Annual meetings are a tremendous opportunity to align your team on its priorities, deepen relationships, and strengthen a healthy and effective team culture. So, it’s a shame just how often leaders don’t take full advantage of the opportunity that their team retreat presents.
The main problem is that when leaders are planning for these meetings, they usually only ask themselves one question: What should we do with our time?
It’s not a bad question, but it’s certainly not the best question. Thinking only about this one dimension, simply dropping in content and topics to fill the time between the beginning and end of the days, is a recipe for a forgettable and largely unproductive experience.
A team meeting is not an event to be planned—it’s a tool to be used. Instead of thinking about how to use the time, leaders need to think about what impact they want the time to have!
So, when I’m partnering with a client to design a truly meaningful annual retreat, I’ve ask 4 key questions to help define what true success looks like. Those four questions are:
1. What do we want people to know?
2. What do we want people to believe?
3. How do we people to feel?
4. What do we want people to do?
Question 1: What do we want people to know?
I’ve been to more than one team retreat that had at least one full day’s agenda made up of nothing but department heads sharing department updates with lots of department slides leaving a little time left over for lunch, bathroom breaks, and frequent trips to the coffee station to keep everyone awake.
What do we want people to know? is not the same as What is all the information that we could possibly share?
Focus presentations on information that actually matters right now. If you want to include department updates, make sure presenters are aware of the broader goals for the retreat and help them find ways to connect their updates to those themes. Prioritize the information that matters most right now and save the rest for some other venue or medium down the road. Make sure presenters are thinking like teachers imparting knowledge, not presenters listing data and factoids.
Being clear from the outset on what you want your team to know by the time you leave will help prevent your top priorities from being washed away in a flood of information.
Question 2: What do you want people to believe?
A while back, I was at an annual company meeting during which the CEO unveiled the company’s new 5 Core Values that he and the rest of the leadership team had spent the last 6 months hammering out with another consultant. The 5 Pillars were nicely laid out on well-designed slides with all sorts of poster-worthy copy underneath. When I looked around the room I could see that although everyone now knew what the new Core Values were—nobody believed any of it.

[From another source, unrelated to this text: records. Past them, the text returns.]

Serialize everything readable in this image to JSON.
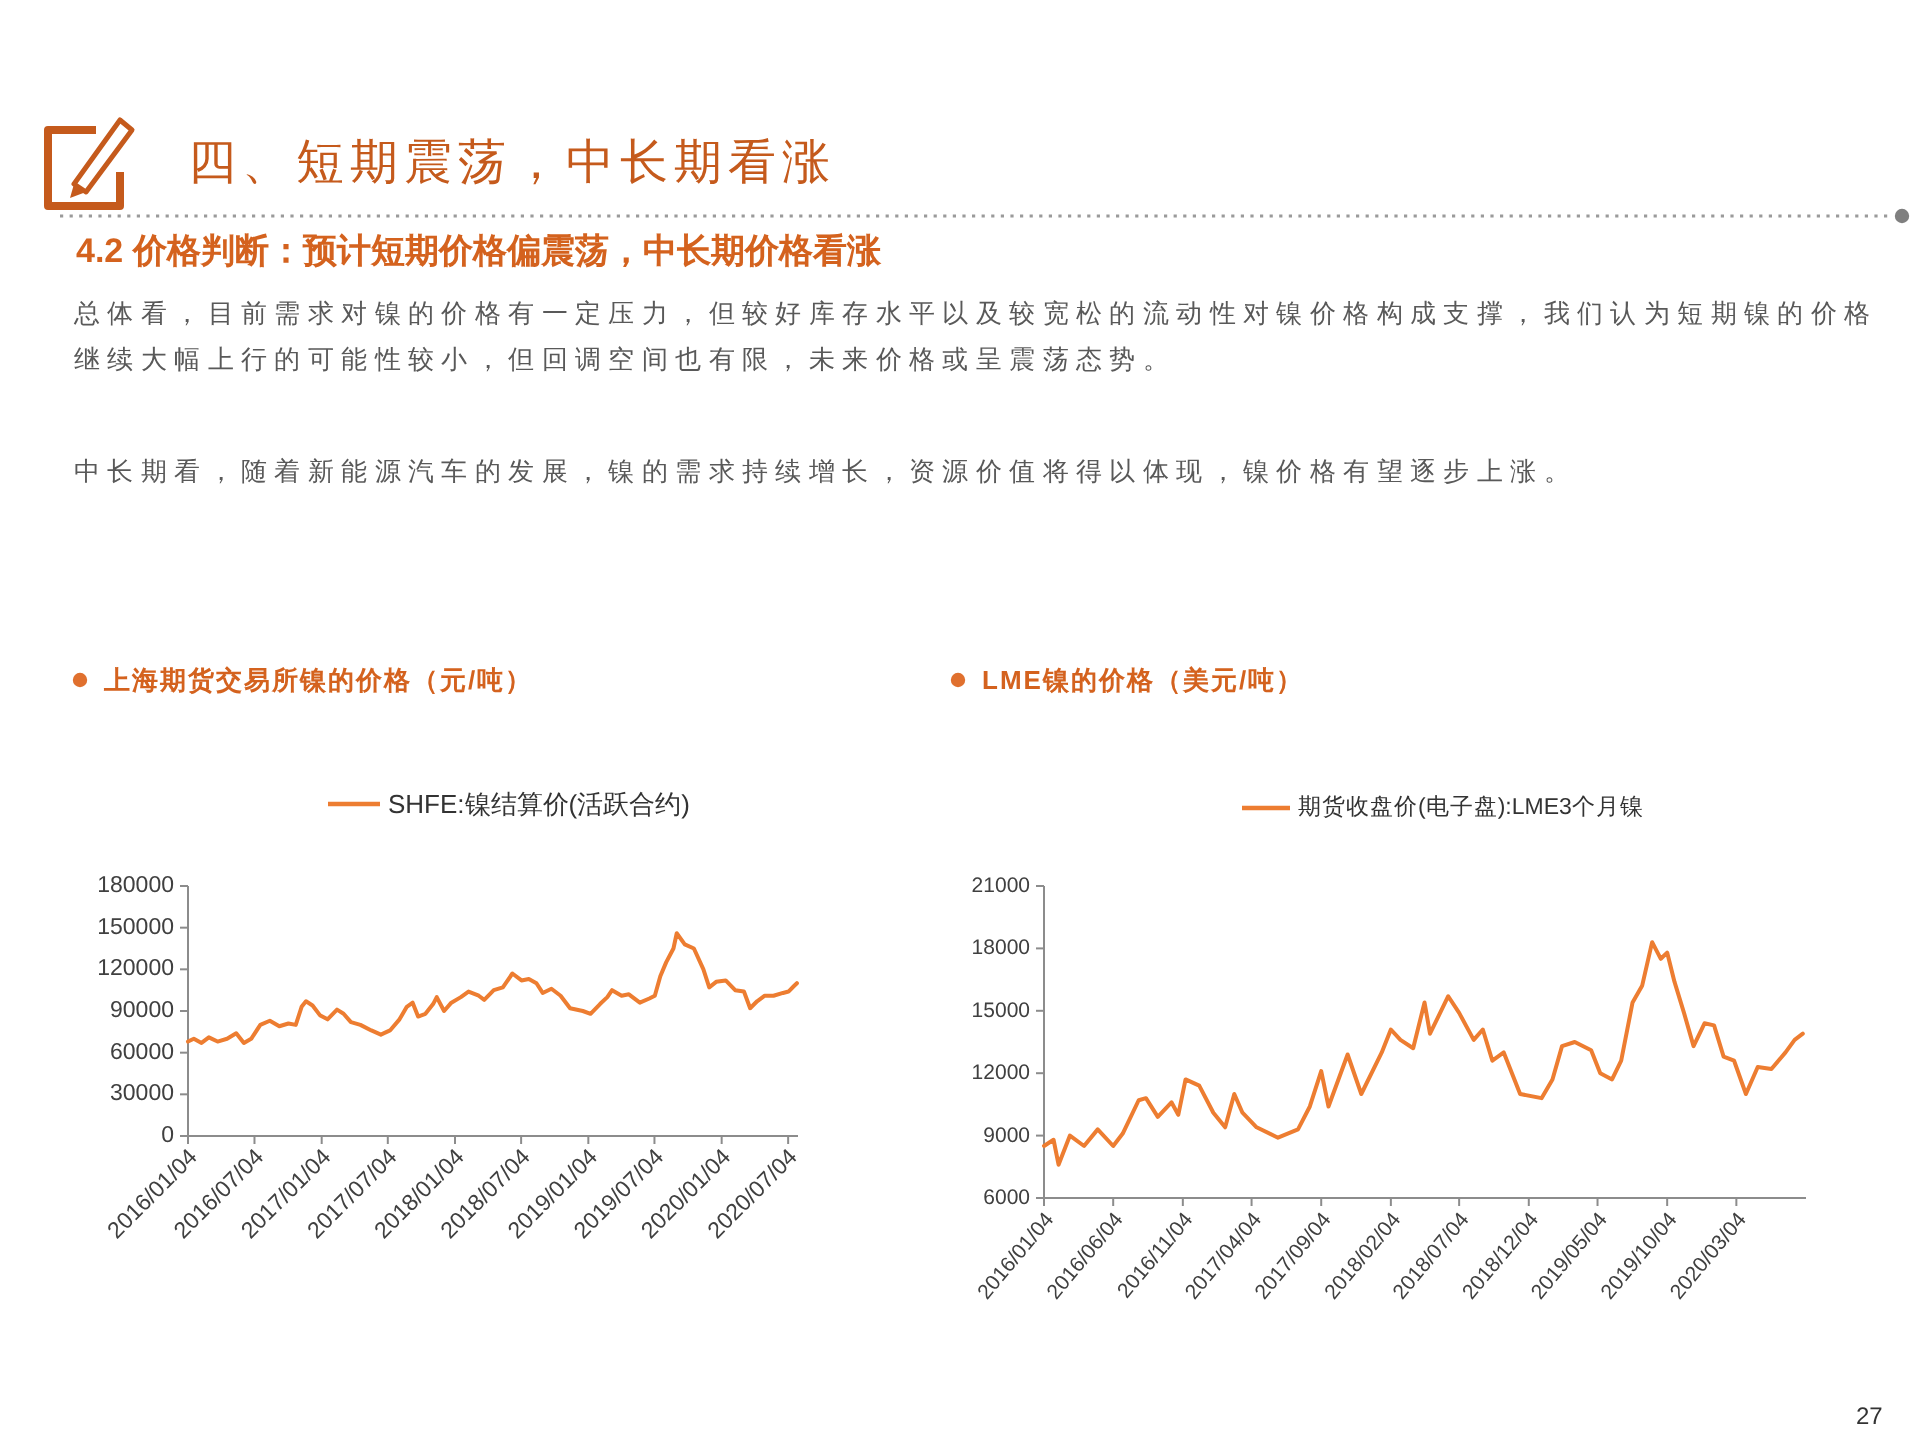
{
  "chart_data": [
    {
      "type": "other",
      "title": "四、短期震荡，中长期看涨",
      "subtitle": "4.2 价格判断：预计短期价格偏震荡，中长期价格看涨",
      "annotations": [
        "总体看，目前需求对镍的价格有一定压力，但较好库存水平以及较宽松的流动性对镍价格构成支撑，我们认为短期镍的价格继续大幅上行的可能性较小，但回调空间也有限，未来价格或呈震荡态势。",
        "中长期看，随着新能源汽车的发展，镍的需求持续增长，资源价值将得以体现，镍价格有望逐步上涨。",
        "27"
      ]
    },
    {
      "type": "line",
      "title": "上海期货交易所镍的价格（元/吨）",
      "legend": "top",
      "x": [
        "2016-01-04",
        "2016-01-20",
        "2016-02-10",
        "2016-03-01",
        "2016-03-25",
        "2016-04-20",
        "2016-05-15",
        "2016-06-05",
        "2016-06-25",
        "2016-07-20",
        "2016-08-15",
        "2016-09-10",
        "2016-10-05",
        "2016-10-25",
        "2016-11-10",
        "2016-11-22",
        "2016-12-10",
        "2016-12-30",
        "2017-01-20",
        "2017-02-15",
        "2017-03-05",
        "2017-03-25",
        "2017-04-20",
        "2017-05-20",
        "2017-06-15",
        "2017-07-10",
        "2017-08-05",
        "2017-08-25",
        "2017-09-10",
        "2017-09-25",
        "2017-10-15",
        "2017-11-05",
        "2017-11-15",
        "2017-12-05",
        "2017-12-25",
        "2018-01-20",
        "2018-02-10",
        "2018-03-10",
        "2018-03-25",
        "2018-04-20",
        "2018-05-15",
        "2018-06-10",
        "2018-07-05",
        "2018-07-25",
        "2018-08-15",
        "2018-09-01",
        "2018-09-25",
        "2018-10-20",
        "2018-11-15",
        "2018-12-20",
        "2019-01-10",
        "2019-02-05",
        "2019-02-25",
        "2019-03-10",
        "2019-04-05",
        "2019-04-25",
        "2019-05-25",
        "2019-06-20",
        "2019-07-05",
        "2019-07-20",
        "2019-08-05",
        "2019-08-25",
        "2019-09-03",
        "2019-09-25",
        "2019-10-20",
        "2019-11-15",
        "2019-12-01",
        "2019-12-20",
        "2020-01-15",
        "2020-02-10",
        "2020-03-05",
        "2020-03-22",
        "2020-04-10",
        "2020-05-01",
        "2020-05-25",
        "2020-06-20",
        "2020-07-05",
        "2020-07-20",
        "2020-07-28"
      ],
      "series": [
        {
          "name": "SHFE:镍结算价(活跃合约)",
          "color": "#ed7d31",
          "values": [
            68000,
            70000,
            67000,
            71000,
            68000,
            70000,
            74000,
            67000,
            70000,
            80000,
            83000,
            79000,
            81000,
            80000,
            93000,
            97000,
            94000,
            87000,
            84000,
            91000,
            88000,
            82000,
            80000,
            76000,
            73000,
            76000,
            84000,
            93000,
            96000,
            86000,
            88000,
            95000,
            100000,
            90000,
            96000,
            100000,
            104000,
            101000,
            98000,
            105000,
            107000,
            117000,
            112000,
            113000,
            110000,
            103000,
            106000,
            101000,
            92000,
            90000,
            88000,
            95000,
            100000,
            105000,
            101000,
            102000,
            96000,
            99000,
            101000,
            115000,
            125000,
            135000,
            146000,
            138000,
            135000,
            120000,
            107000,
            111000,
            112000,
            105000,
            104000,
            92000,
            97000,
            101000,
            101000,
            103000,
            104000,
            108000,
            110000
          ]
        }
      ],
      "xlim": [
        "2016-01-04",
        "2020-07-31"
      ],
      "xticks": [
        {
          "value": "2016-01-04",
          "label": "2016/01/04"
        },
        {
          "value": "2016-07-04",
          "label": "2016/07/04"
        },
        {
          "value": "2017-01-04",
          "label": "2017/01/04"
        },
        {
          "value": "2017-07-04",
          "label": "2017/07/04"
        },
        {
          "value": "2018-01-04",
          "label": "2018/01/04"
        },
        {
          "value": "2018-07-04",
          "label": "2018/07/04"
        },
        {
          "value": "2019-01-04",
          "label": "2019/01/04"
        },
        {
          "value": "2019-07-04",
          "label": "2019/07/04"
        },
        {
          "value": "2020-01-04",
          "label": "2020/01/04"
        },
        {
          "value": "2020-07-04",
          "label": "2020/07/04"
        }
      ],
      "ylim": [
        0,
        180000
      ],
      "yticks": [
        0,
        30000,
        60000,
        90000,
        120000,
        150000,
        180000
      ]
    },
    {
      "type": "line",
      "title": "LME镍的价格（美元/吨）",
      "legend": "top",
      "x": [
        "2016-01-04",
        "2016-01-25",
        "2016-02-05",
        "2016-03-01",
        "2016-04-01",
        "2016-05-01",
        "2016-06-04",
        "2016-06-25",
        "2016-07-30",
        "2016-08-15",
        "2016-09-10",
        "2016-10-10",
        "2016-10-25",
        "2016-11-10",
        "2016-12-10",
        "2017-01-10",
        "2017-02-05",
        "2017-02-25",
        "2017-03-15",
        "2017-04-15",
        "2017-06-01",
        "2017-07-15",
        "2017-08-10",
        "2017-09-04",
        "2017-09-20",
        "2017-11-01",
        "2017-12-01",
        "2018-01-15",
        "2018-02-04",
        "2018-02-25",
        "2018-03-25",
        "2018-04-19",
        "2018-05-01",
        "2018-06-10",
        "2018-07-04",
        "2018-08-05",
        "2018-08-25",
        "2018-09-15",
        "2018-10-10",
        "2018-11-15",
        "2019-01-01",
        "2019-01-25",
        "2019-02-15",
        "2019-03-15",
        "2019-04-20",
        "2019-05-10",
        "2019-06-05",
        "2019-06-25",
        "2019-07-20",
        "2019-08-10",
        "2019-09-01",
        "2019-09-20",
        "2019-10-04",
        "2019-10-20",
        "2019-11-10",
        "2019-12-01",
        "2019-12-25",
        "2020-01-15",
        "2020-02-05",
        "2020-02-28",
        "2020-03-25",
        "2020-04-20",
        "2020-05-20",
        "2020-06-20",
        "2020-07-10",
        "2020-07-28"
      ],
      "series": [
        {
          "name": "期货收盘价(电子盘):LME3个月镍",
          "color": "#ed7d31",
          "values": [
            8500,
            8800,
            7600,
            9000,
            8500,
            9300,
            8500,
            9100,
            10700,
            10800,
            9900,
            10600,
            10000,
            11700,
            11400,
            10100,
            9400,
            11000,
            10100,
            9400,
            8900,
            9300,
            10400,
            12100,
            10400,
            12900,
            11000,
            13000,
            14100,
            13600,
            13200,
            15400,
            13900,
            15700,
            14900,
            13600,
            14100,
            12600,
            13000,
            11000,
            10800,
            11700,
            13300,
            13500,
            13100,
            12000,
            11700,
            12600,
            15400,
            16200,
            18300,
            17500,
            17800,
            16400,
            14900,
            13300,
            14400,
            14300,
            12800,
            12600,
            11000,
            12300,
            12200,
            13000,
            13600,
            13900
          ]
        }
      ],
      "xlim": [
        "2016-01-04",
        "2020-08-04"
      ],
      "xticks": [
        {
          "value": "2016-01-04",
          "label": "2016/01/04"
        },
        {
          "value": "2016-06-04",
          "label": "2016/06/04"
        },
        {
          "value": "2016-11-04",
          "label": "2016/11/04"
        },
        {
          "value": "2017-04-04",
          "label": "2017/04/04"
        },
        {
          "value": "2017-09-04",
          "label": "2017/09/04"
        },
        {
          "value": "2018-02-04",
          "label": "2018/02/04"
        },
        {
          "value": "2018-07-04",
          "label": "2018/07/04"
        },
        {
          "value": "2018-12-04",
          "label": "2018/12/04"
        },
        {
          "value": "2019-05-04",
          "label": "2019/05/04"
        },
        {
          "value": "2019-10-04",
          "label": "2019/10/04"
        },
        {
          "value": "2020-03-04",
          "label": "2020/03/04"
        }
      ],
      "ylim": [
        6000,
        21000
      ],
      "yticks": [
        6000,
        9000,
        12000,
        15000,
        18000,
        21000
      ]
    }
  ]
}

Knowledge and belief are not the same thing. Question 2 asks that we get real about what doubts our team might have. What experiences from the past might inhibit engagement in the future? What information might require a more robust argument or some candid discussion? How can we give our teams’ some time to kick the tires and build confidence in these new ideas?
All the information in the world is meaningless if our people don’t believe it. The CEO above would have been much more effective if he had taken the time to make a case as to why these new values deserved belief.

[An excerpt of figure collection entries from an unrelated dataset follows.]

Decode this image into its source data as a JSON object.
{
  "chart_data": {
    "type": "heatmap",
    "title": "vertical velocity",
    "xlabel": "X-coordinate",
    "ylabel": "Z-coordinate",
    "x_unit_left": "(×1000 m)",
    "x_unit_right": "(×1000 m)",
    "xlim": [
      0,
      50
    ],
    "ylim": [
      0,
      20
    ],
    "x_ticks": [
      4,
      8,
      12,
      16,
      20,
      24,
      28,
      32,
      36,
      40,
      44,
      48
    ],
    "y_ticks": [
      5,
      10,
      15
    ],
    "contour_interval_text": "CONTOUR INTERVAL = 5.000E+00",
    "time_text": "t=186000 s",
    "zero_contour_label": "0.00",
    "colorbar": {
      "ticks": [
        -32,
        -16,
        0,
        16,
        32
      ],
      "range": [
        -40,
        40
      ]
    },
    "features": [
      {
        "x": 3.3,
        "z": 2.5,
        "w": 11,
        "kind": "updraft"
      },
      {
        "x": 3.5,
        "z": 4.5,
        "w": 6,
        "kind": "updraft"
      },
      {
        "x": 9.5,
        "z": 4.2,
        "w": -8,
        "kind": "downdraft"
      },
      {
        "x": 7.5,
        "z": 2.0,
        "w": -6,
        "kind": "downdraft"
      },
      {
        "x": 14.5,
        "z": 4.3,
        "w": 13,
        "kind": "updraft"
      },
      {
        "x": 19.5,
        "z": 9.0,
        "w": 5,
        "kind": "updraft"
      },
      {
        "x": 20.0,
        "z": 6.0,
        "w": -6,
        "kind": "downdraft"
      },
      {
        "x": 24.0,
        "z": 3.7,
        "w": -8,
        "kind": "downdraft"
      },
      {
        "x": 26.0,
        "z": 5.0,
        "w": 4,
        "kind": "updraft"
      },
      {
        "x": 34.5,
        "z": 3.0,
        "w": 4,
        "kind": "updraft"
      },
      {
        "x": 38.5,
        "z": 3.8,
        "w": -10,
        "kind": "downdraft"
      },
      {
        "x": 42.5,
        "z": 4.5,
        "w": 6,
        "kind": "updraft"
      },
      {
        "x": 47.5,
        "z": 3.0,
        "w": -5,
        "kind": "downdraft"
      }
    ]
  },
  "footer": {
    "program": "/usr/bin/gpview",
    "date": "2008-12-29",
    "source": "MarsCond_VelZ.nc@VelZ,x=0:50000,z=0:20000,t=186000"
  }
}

Question 3: How do we want people to feel?
The let’s-keep-things-professional-and-avoid-the-touchy-feely-leaders will skip over this question at their own peril. Even the leaders that get it are often preoccupied with only 2 emotions when they plan their retreats: fun and boredom. (As in, let’s plan a fun icebreaker after lunch so that we don’t induce too much boredom.)
A successful retreat requires more than a happy hour and a couple icebreakers to get the real emotional impact you need to build trust and engage people in real change. If you’re worried your content is going to bore the team, it’s worth asking why it’s there in the first place. If it truly is important, there is likely an emotional aspect of the conversation to harness—don’t avoid it, embrace it!
Here’s a short list of emotions that might be relevant at your next meeting:
Optimism
Discomfort
Confidence
Excitement
Calm
Connection
Challenge
Frustration
Competitiveness
Responsibility
Joy
Accomplishment
We humans do our best work when we are both intellectually and emotionally engaged. Thinking through our emotional goals for the retreat get you even clearer on the core purpose of your meeting and get your people actively involved.
Question 4: What do you want people to do?
I’ve been on lots of annual meetings filled with interesting information and vibrant discussion. Happy hours were well-attended and jolly. Participants seemed relatively satisfied with the time together! And when everyone gets back to the office they go right back to business as usual.
Nothing. Changes.
What’s the point?! These meetings cost good time and money—they should have a real impact. They should move things forward. They should make a difference. So be clear about what the difference is that you’re trying to create from the outset.
Whether it’s clarifying your priorities, making key decisions that drive execution, implementing more effective work practices, or deepening relationships to increase actual collaboration—be clear on the behavioral changes you’re hoping to generate and share them with the team right from the start.
These 4 simple questions will help squeeze more juice out of just about any meeting. In most of my retreat and meeting plans, I include a simple 4-box table like the one below. to anchor me in the essential purpose of our time together.
Leaders who plan meetings with these 4 questions in mind are creating something much more powerful than an event—they’re creating an experience. An event happens. An experience changes the way we think, interact, connect, and behave moving forward. And moving forward is what a great retreat is all about.